生きて

三郎

本文

 中学生の頃。一人の女の子に恋をした。黒王子と呼ばれる女の子。背が高くて、中性的な声と顔立ちをしていて、やんちゃで、クールで、カッコよくて、優しい人。男子より女子からモテていた。『彼女が男だったら付き合いたかった』みんなそう言っていた。私も同じことを思っていた。


 ある日、私は彼女から呼び出された。そして言われた。『付き合ってほしい』と。戸惑う私に彼女は、不安そうに続けた。『僕は女性が恋愛対象なんだ』と。

 私も彼女が好きだった。だけど、恋では無いと思っていた。同性同士だったから。恋は、異性にしか抱かない感情だと思っていたから。彼女の告白を受けて、自分の感情を恋と呼んでも良いのだと考えを改めた。だけど、認められなかった。認めるのが怖かった。

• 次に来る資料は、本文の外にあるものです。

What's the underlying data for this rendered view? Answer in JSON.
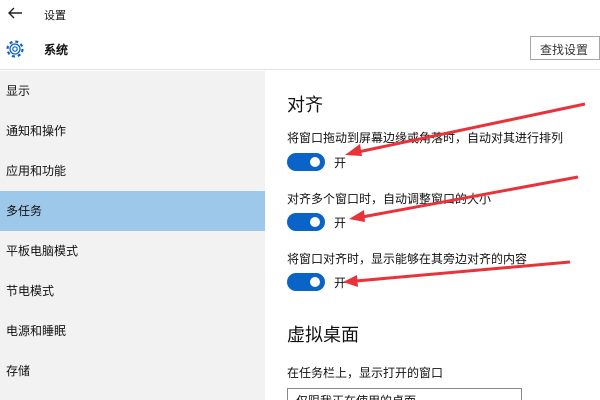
{
  "window": {
    "title": "设置"
  },
  "header": {
    "title": "系统",
    "search_label": "查找设置"
  },
  "sidebar": {
    "items": [
      {
        "label": "显示"
      },
      {
        "label": "通知和操作"
      },
      {
        "label": "应用和功能"
      },
      {
        "label": "多任务"
      },
      {
        "label": "平板电脑模式"
      },
      {
        "label": "节电模式"
      },
      {
        "label": "电源和睡眠"
      },
      {
        "label": "存储"
      }
    ],
    "active_label": "多任务"
  },
  "snap": {
    "heading": "对齐",
    "options": [
      {
        "description": "将窗口拖动到屏幕边缘或角落时，自动对其进行排列",
        "state": "开",
        "on": true
      },
      {
        "description": "对齐多个窗口时，自动调整窗口的大小",
        "state": "开",
        "on": true
      },
      {
        "description": "将窗口对齐时，显示能够在其旁边对齐的内容",
        "state": "开",
        "on": true
      }
    ]
  },
  "virtual_desktops": {
    "heading": "虚拟桌面",
    "taskbar_label": "在任务栏上，显示打开的窗口",
    "taskbar_value": "仅限我正在使用的桌面"
  },
  "icons": {
    "back": "back-arrow-icon",
    "system": "gear-icon",
    "dropdown": "chevron-down-icon",
    "annotation": "red-arrow-icon"
  },
  "colors": {
    "toggle_on": "#0a64c8",
    "sidebar_active": "#9ec8ea",
    "sidebar_bg": "#f2f2f2",
    "annotation_arrow": "#e8333a"
  }
}
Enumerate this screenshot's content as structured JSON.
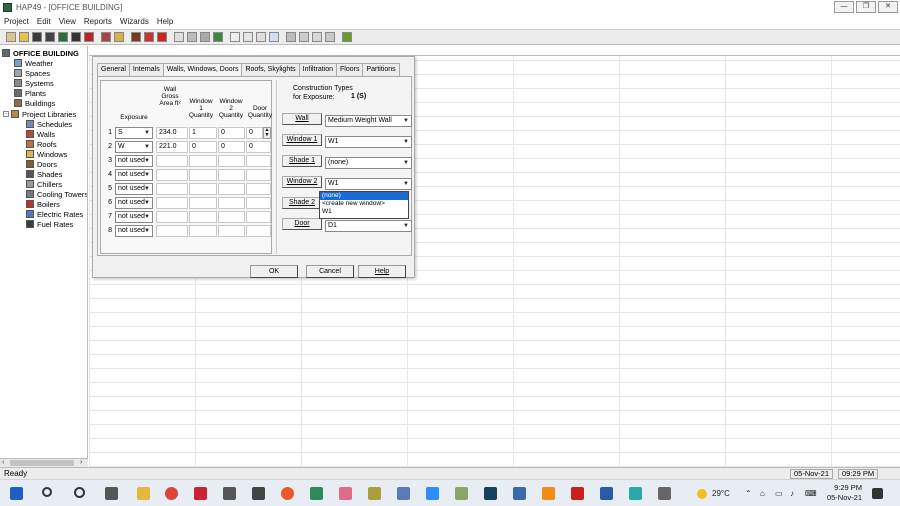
{
  "window": {
    "title": "HAP49 - [OFFICE BUILDING]",
    "min": "—",
    "max": "❐",
    "close": "✕"
  },
  "menu": [
    "Project",
    "Edit",
    "View",
    "Reports",
    "Wizards",
    "Help"
  ],
  "tree": {
    "root": "OFFICE BUILDING",
    "items": [
      "Weather",
      "Spaces",
      "Systems",
      "Plants",
      "Buildings"
    ],
    "libraries_label": "Project Libraries",
    "library_items": [
      "Schedules",
      "Walls",
      "Roofs",
      "Windows",
      "Doors",
      "Shades",
      "Chillers",
      "Cooling Towers",
      "Boilers",
      "Electric Rates",
      "Fuel Rates"
    ]
  },
  "dialog": {
    "tabs": [
      "General",
      "Internals",
      "Walls, Windows, Doors",
      "Roofs, Skylights",
      "Infiltration",
      "Floors",
      "Partitions"
    ],
    "headers": {
      "exposure": "Exposure",
      "wall_area": "Wall Gross Area ft²",
      "window1": "Window 1 Quantity",
      "window2": "Window 2 Quantity",
      "door": "Door Quantity"
    },
    "rows": [
      {
        "num": "1",
        "exposure": "S",
        "area": "234.0",
        "w1": "1",
        "w2": "0",
        "door": "0"
      },
      {
        "num": "2",
        "exposure": "W",
        "area": "221.0",
        "w1": "0",
        "w2": "0",
        "door": "0"
      },
      {
        "num": "3",
        "exposure": "not used",
        "area": "",
        "w1": "",
        "w2": "",
        "door": ""
      },
      {
        "num": "4",
        "exposure": "not used",
        "area": "",
        "w1": "",
        "w2": "",
        "door": ""
      },
      {
        "num": "5",
        "exposure": "not used",
        "area": "",
        "w1": "",
        "w2": "",
        "door": ""
      },
      {
        "num": "6",
        "exposure": "not used",
        "area": "",
        "w1": "",
        "w2": "",
        "door": ""
      },
      {
        "num": "7",
        "exposure": "not used",
        "area": "",
        "w1": "",
        "w2": "",
        "door": ""
      },
      {
        "num": "8",
        "exposure": "not used",
        "area": "",
        "w1": "",
        "w2": "",
        "door": ""
      }
    ],
    "construction": {
      "title_line1": "Construction Types",
      "title_line2": "for Exposure:",
      "exposure_value": "1 (S)",
      "fields": [
        {
          "label": "Wall",
          "value": "Medium Weight Wall"
        },
        {
          "label": "Window 1",
          "value": "W1"
        },
        {
          "label": "Shade 1",
          "value": "(none)"
        },
        {
          "label": "Window 2",
          "value": "W1"
        },
        {
          "label": "Shade 2",
          "value": ""
        },
        {
          "label": "Door",
          "value": "D1"
        }
      ],
      "dropdown_options": [
        "(none)",
        "<create new window>",
        "W1"
      ]
    },
    "buttons": {
      "ok": "OK",
      "cancel": "Cancel",
      "help": "Help"
    }
  },
  "status": {
    "text": "Ready",
    "date": "05-Nov-21",
    "time": "09:29 PM"
  },
  "taskbar": {
    "weather": "29°C",
    "clock_time": "9:29 PM",
    "clock_date": "05-Nov-21"
  }
}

 彼女は言葉を失って立ち尽くす私に近づき、手を取り、指を絡めた。


「嫌じゃない?」


「……うん」


 じゃあこれは? と、彼女はそのまま私の手を自分の唇に持っていき、口付けた。本物の王子様みたいだと思った。


「嫌じゃない?」


「……うん」


 彼女の手が頬を撫でる。


「嫌じゃない?」


 嫌じゃないよ。そう答えると、その手は私の頬を滑り、唇へ。何をされるか察して、ドキドキしながら目を閉じる。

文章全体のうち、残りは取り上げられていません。